While they may have had no idea back then what it meant to “go mobile,” it has become the de facto way of life for more and more of us in 2010. In fact, it is the mobile phone app that allows us to do this. And, perhaps most significantly, it foretells the the declining importance of the desktop computer for the years ahead as we rely increasingly more on apps.

And as much as we might like to deny or naysay this trend, it is the truth. Even I, owner of more computers than I can count, find myself not venturing over to the familiar machine nearly as much as I once did. because I can do so much from my phone.

While in bed. While driving (sorry). Walking. Biking. In meetings. Out of meetings. You name it.

Hell, I once thought that broadband was great, because I was seemingly “always” online. That was nothing. Now I truly am always online.

But this new reliance on apps must have “traditional” web-only residents a little nervous. It means we are not surfing the web like we once did. If anything, these handy little apps mean that our online experiences have become more focused on specific destinations. It’s great if your company happens to be one of those destinations (like banks, periodicals, airlines, insurance companies, etc.). And it’s not so great if you depend on folks stumbling into you through a search engine.

The greater implications is that it now behooves all businesses to develop apps if they wish to hang on to customers. Just as web sites in the late-1990s were the must-have item, the app is the same in 2010. If you think the current roster of 150,000 apps is a lot, just hang around a couple of years. It will likely catapult into the millions.

The only problem I see is that we’re going to need smart phones with even greater storage space and cell phone providers with ever faster service. As for those companies who insist on maintaining their Luddite status, the general public reaction to their name will be a lot like that of my students when they heard who was performing at the Super Bowl a few months ago.

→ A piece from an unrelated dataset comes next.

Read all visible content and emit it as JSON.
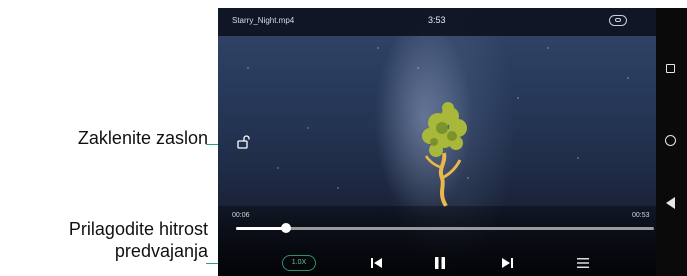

Not The Who; rather, The Who?

Dr “Won’t Get Fooled Again” Gerlich



2 responses

31 03 2010
Georgia Romig

At the moment, I think storage space and fast service are still considerable obstacles to overcome — but it’s getting easier to overcome those hurdles ever day.

31 03 2010
Winnie Brock

Apps will ensure and increase customers, student involvement, employee excitement and will keep good and smart business “IN BUSINESS”.